Hiren, can you if you are on the call, you wanna make a comment on that? Mister Digvi, please go-ahead. Are you muted? You may need to unmute.
Manish Goyal
Can everybody hear me?
Jitendra Divgi
Yes okay yeah so you know the four-way market is true in the world and let me introduce let me give just a very brief snapshot at what possibly we can so in India we had the kind of a close to a monopoly position because of our 21 years joint-venture with in bringing the most best technology in the world but India remains a kind of so we have systems in India as a news market and what we felt as a management is that we need to first locate ourselves in the fastest-growing markets in are into cognizance the changes that are happening in the drive train systems because of the influence of electrification and we that we have an approach that we are working on that enables us to another what I should call a blue ocean market for us where the global competition like, Magna iPhone are not looking at these are more competitive markets in, in on a slightly lower-volume, more difficult to handle applications that I think we are being plugged into the Indian ecosystem can handle this market much better and having a presence in the US we can kind of meet this market requirement much better.

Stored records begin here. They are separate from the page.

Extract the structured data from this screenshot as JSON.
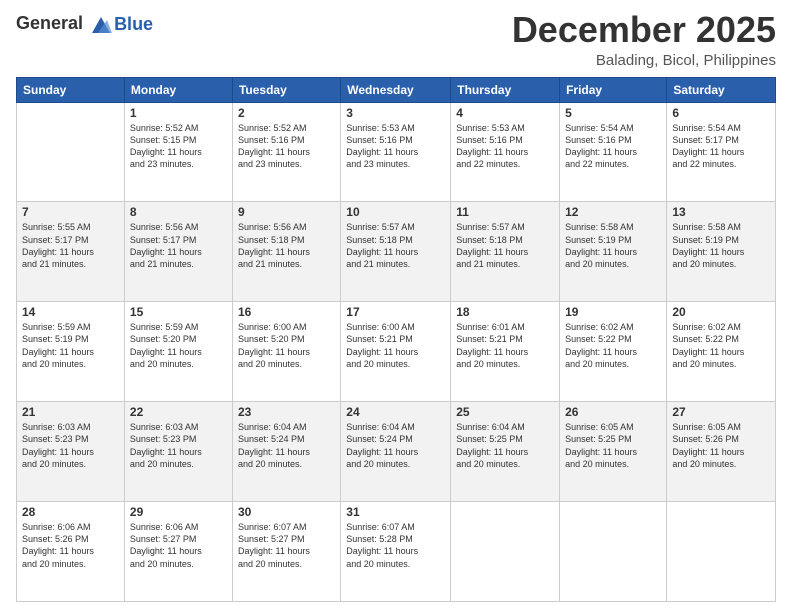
{
  "header": {
    "logo_general": "General",
    "logo_blue": "Blue",
    "month": "December 2025",
    "location": "Balading, Bicol, Philippines"
  },
  "weekdays": [
    "Sunday",
    "Monday",
    "Tuesday",
    "Wednesday",
    "Thursday",
    "Friday",
    "Saturday"
  ],
  "weeks": [
    [
      {
        "day": "",
        "sunrise": "",
        "sunset": "",
        "daylight": ""
      },
      {
        "day": "1",
        "sunrise": "Sunrise: 5:52 AM",
        "sunset": "Sunset: 5:15 PM",
        "daylight": "Daylight: 11 hours and 23 minutes."
      },
      {
        "day": "2",
        "sunrise": "Sunrise: 5:52 AM",
        "sunset": "Sunset: 5:16 PM",
        "daylight": "Daylight: 11 hours and 23 minutes."
      },
      {
        "day": "3",
        "sunrise": "Sunrise: 5:53 AM",
        "sunset": "Sunset: 5:16 PM",
        "daylight": "Daylight: 11 hours and 23 minutes."
      },
      {
        "day": "4",
        "sunrise": "Sunrise: 5:53 AM",
        "sunset": "Sunset: 5:16 PM",
        "daylight": "Daylight: 11 hours and 22 minutes."
      },
      {
        "day": "5",
        "sunrise": "Sunrise: 5:54 AM",
        "sunset": "Sunset: 5:16 PM",
        "daylight": "Daylight: 11 hours and 22 minutes."
      },
      {
        "day": "6",
        "sunrise": "Sunrise: 5:54 AM",
        "sunset": "Sunset: 5:17 PM",
        "daylight": "Daylight: 11 hours and 22 minutes."
      }
    ],
    [
      {
        "day": "7",
        "sunrise": "Sunrise: 5:55 AM",
        "sunset": "Sunset: 5:17 PM",
        "daylight": "Daylight: 11 hours and 21 minutes."
      },
      {
        "day": "8",
        "sunrise": "Sunrise: 5:56 AM",
        "sunset": "Sunset: 5:17 PM",
        "daylight": "Daylight: 11 hours and 21 minutes."
      },
      {
        "day": "9",
        "sunrise": "Sunrise: 5:56 AM",
        "sunset": "Sunset: 5:18 PM",
        "daylight": "Daylight: 11 hours and 21 minutes."
      },
      {
        "day": "10",
        "sunrise": "Sunrise: 5:57 AM",
        "sunset": "Sunset: 5:18 PM",
        "daylight": "Daylight: 11 hours and 21 minutes."
      },
      {
        "day": "11",
        "sunrise": "Sunrise: 5:57 AM",
        "sunset": "Sunset: 5:18 PM",
        "daylight": "Daylight: 11 hours and 21 minutes."
      },
      {
        "day": "12",
        "sunrise": "Sunrise: 5:58 AM",
        "sunset": "Sunset: 5:19 PM",
        "daylight": "Daylight: 11 hours and 20 minutes."
      },
      {
        "day": "13",
        "sunrise": "Sunrise: 5:58 AM",
        "sunset": "Sunset: 5:19 PM",
        "daylight": "Daylight: 11 hours and 20 minutes."
      }
    ],
    [
      {
        "day": "14",
        "sunrise": "Sunrise: 5:59 AM",
        "sunset": "Sunset: 5:19 PM",
        "daylight": "Daylight: 11 hours and 20 minutes."
      },
      {
        "day": "15",
        "sunrise": "Sunrise: 5:59 AM",
        "sunset": "Sunset: 5:20 PM",
        "daylight": "Daylight: 11 hours and 20 minutes."
      },
      {
        "day": "16",
        "sunrise": "Sunrise: 6:00 AM",
        "sunset": "Sunset: 5:20 PM",
        "daylight": "Daylight: 11 hours and 20 minutes."
      },
      {
        "day": "17",
        "sunrise": "Sunrise: 6:00 AM",
        "sunset": "Sunset: 5:21 PM",
        "daylight": "Daylight: 11 hours and 20 minutes."
      },
      {
        "day": "18",
        "sunrise": "Sunrise: 6:01 AM",
        "sunset": "Sunset: 5:21 PM",
        "daylight": "Daylight: 11 hours and 20 minutes."
      },
      {
        "day": "19",
        "sunrise": "Sunrise: 6:02 AM",
        "sunset": "Sunset: 5:22 PM",
        "daylight": "Daylight: 11 hours and 20 minutes."
      },
      {
        "day": "20",
        "sunrise": "Sunrise: 6:02 AM",
        "sunset": "Sunset: 5:22 PM",
        "daylight": "Daylight: 11 hours and 20 minutes."
      }
    ],
    [
      {
        "day": "21",
        "sunrise": "Sunrise: 6:03 AM",
        "sunset": "Sunset: 5:23 PM",
        "daylight": "Daylight: 11 hours and 20 minutes."
      },
      {
        "day": "22",
        "sunrise": "Sunrise: 6:03 AM",
        "sunset": "Sunset: 5:23 PM",
        "daylight": "Daylight: 11 hours and 20 minutes."
      },
      {
        "day": "23",
        "sunrise": "Sunrise: 6:04 AM",
        "sunset": "Sunset: 5:24 PM",
        "daylight": "Daylight: 11 hours and 20 minutes."
      },
      {
        "day": "24",
        "sunrise": "Sunrise: 6:04 AM",
        "sunset": "Sunset: 5:24 PM",
        "daylight": "Daylight: 11 hours and 20 minutes."
      },
      {
        "day": "25",
        "sunrise": "Sunrise: 6:04 AM",
        "sunset": "Sunset: 5:25 PM",
        "daylight": "Daylight: 11 hours and 20 minutes."
      },
      {
        "day": "26",
        "sunrise": "Sunrise: 6:05 AM",
        "sunset": "Sunset: 5:25 PM",
        "daylight": "Daylight: 11 hours and 20 minutes."
      },
      {
        "day": "27",
        "sunrise": "Sunrise: 6:05 AM",
        "sunset": "Sunset: 5:26 PM",
        "daylight": "Daylight: 11 hours and 20 minutes."
      }
    ],
    [
      {
        "day": "28",
        "sunrise": "Sunrise: 6:06 AM",
        "sunset": "Sunset: 5:26 PM",
        "daylight": "Daylight: 11 hours and 20 minutes."
      },
      {
        "day": "29",
        "sunrise": "Sunrise: 6:06 AM",
        "sunset": "Sunset: 5:27 PM",
        "daylight": "Daylight: 11 hours and 20 minutes."
      },
      {
        "day": "30",
        "sunrise": "Sunrise: 6:07 AM",
        "sunset": "Sunset: 5:27 PM",
        "daylight": "Daylight: 11 hours and 20 minutes."
      },
      {
        "day": "31",
        "sunrise": "Sunrise: 6:07 AM",
        "sunset": "Sunset: 5:28 PM",
        "daylight": "Daylight: 11 hours and 20 minutes."
      },
      {
        "day": "",
        "sunrise": "",
        "sunset": "",
        "daylight": ""
      },
      {
        "day": "",
        "sunrise": "",
        "sunset": "",
        "daylight": ""
      },
      {
        "day": "",
        "sunrise": "",
        "sunset": "",
        "daylight": ""
      }
    ]
  ]
}
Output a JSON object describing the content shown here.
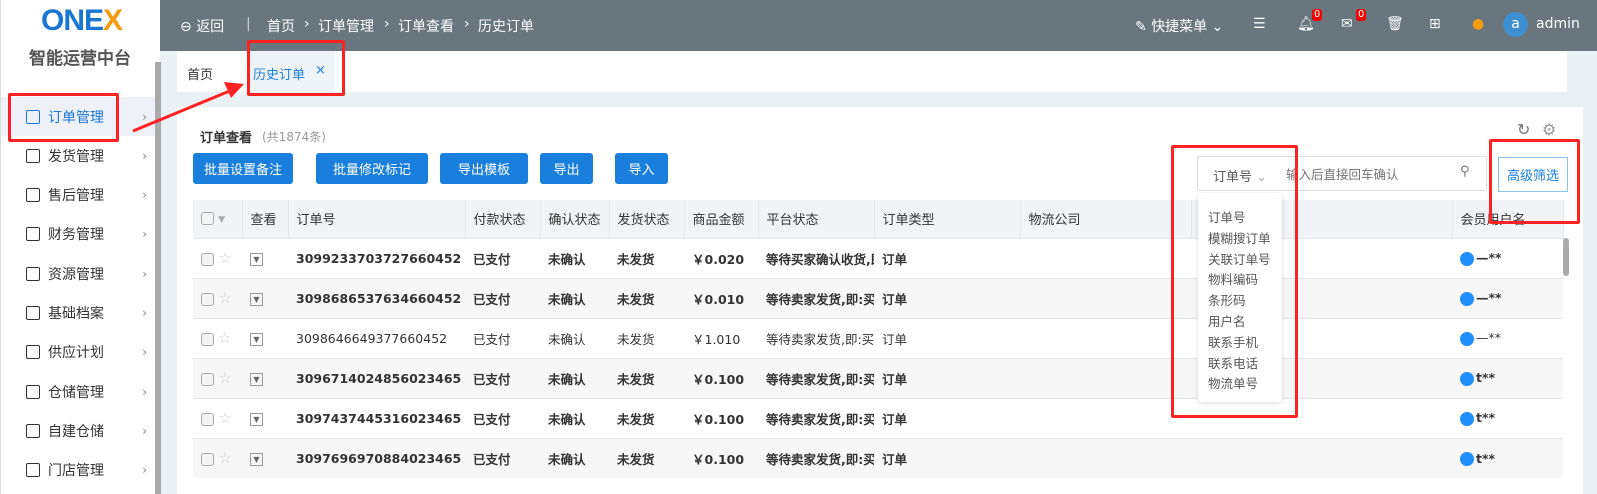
{
  "sidebar": {
    "logo": "ONEX",
    "brand": "智能运营中台",
    "items": [
      {
        "label": "订单管理"
      },
      {
        "label": "发货管理"
      },
      {
        "label": "售后管理"
      },
      {
        "label": "财务管理"
      },
      {
        "label": "资源管理"
      },
      {
        "label": "基础档案"
      },
      {
        "label": "供应计划"
      },
      {
        "label": "仓储管理"
      },
      {
        "label": "自建仓储"
      },
      {
        "label": "门店管理"
      }
    ]
  },
  "topbar": {
    "back": "返回",
    "breadcrumb": [
      "首页",
      "订单管理",
      "订单查看",
      "历史订单"
    ],
    "quick_menu": "快捷菜单",
    "bell_count": "0",
    "mail_count": "0",
    "avatar": "a",
    "user": "admin"
  },
  "tabs": {
    "home": "首页",
    "active": "历史订单",
    "close": "×"
  },
  "main": {
    "title": "订单查看",
    "count": "(共1874条)",
    "buttons": [
      "批量设置备注",
      "批量修改标记",
      "导出模板",
      "导出",
      "导入"
    ],
    "search": {
      "field": "订单号",
      "placeholder": "输入后直接回车确认"
    },
    "advanced": "高级筛选",
    "search_options": [
      "订单号",
      "模糊搜订单",
      "关联订单号",
      "物料编码",
      "条形码",
      "用户名",
      "联系手机",
      "联系电话",
      "物流单号"
    ]
  },
  "table": {
    "headers": [
      "查看",
      "订单号",
      "付款状态",
      "确认状态",
      "发货状态",
      "商品金额",
      "平台状态",
      "订单类型",
      "物流公司",
      "",
      "会员用户名"
    ],
    "rows": [
      {
        "id": "3099233703727660452",
        "pay": "已支付",
        "confirm": "未确认",
        "ship": "未发货",
        "amount": "￥0.020",
        "platform": "等待买家确认收货,即:",
        "type": "订单",
        "user": "—**"
      },
      {
        "id": "3098686537634660452",
        "pay": "已支付",
        "confirm": "未确认",
        "ship": "未发货",
        "amount": "￥0.010",
        "platform": "等待卖家发货,即:买家",
        "type": "订单",
        "user": "—**"
      },
      {
        "id": "3098646649377660452",
        "pay": "已支付",
        "confirm": "未确认",
        "ship": "未发货",
        "amount": "￥1.010",
        "platform": "等待卖家发货,即:买家",
        "type": "订单",
        "user": "—**"
      },
      {
        "id": "3096714024856023465",
        "pay": "已支付",
        "confirm": "未确认",
        "ship": "未发货",
        "amount": "￥0.100",
        "platform": "等待卖家发货,即:买家",
        "type": "订单",
        "user": "t**"
      },
      {
        "id": "3097437445316023465",
        "pay": "已支付",
        "confirm": "未确认",
        "ship": "未发货",
        "amount": "￥0.100",
        "platform": "等待卖家发货,即:买家",
        "type": "订单",
        "user": "t**"
      },
      {
        "id": "3097696970884023465",
        "pay": "已支付",
        "confirm": "未确认",
        "ship": "未发货",
        "amount": "￥0.100",
        "platform": "等待卖家发货,即:买家",
        "type": "订单",
        "user": "t**"
      }
    ]
  },
  "colors": {
    "accent": "#1a7fdc",
    "topbar": "#69767d",
    "annotation": "#ff2222"
  }
}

So this is a process under investigation and as we make progress, we will keep talk.
Manish Goyal
Thank you so much, sir.
Operator
Ladies and gentlemen, that brings us to the end-of-the question-and-answer session. I would now like to hand the conference over to the management for the closing comments.
Jitendra Divgi
Yeah. This is Jiten here. In conclusion, I just want to reiterate and reaffirm the sort of promise that we had given investors. I know Q3 has been disappointing. The real solution, I think to our state of our business is to correct the top-line. We have a solid fundamentals and as we discussed in our remarks and in answering questions, hopefully, you’ve got a flavor of what are some of those opportunities that we are working on short-term, medium-term and long-term. And in subsequent quarters as we have these exchanges, we will have the opportunity to talk to you and update you on our progress.
So in conclusion, I want to thank you for your support through these difficult times. And I’m quite optimistic and confident that we will not disappoint you going-forward. So thank you very much.
Operator
Thank you, sir. Ladies and gentlemen, on behalf of Equirus Securities Private Limited, that concludes this conference. You may now disconnect your lines.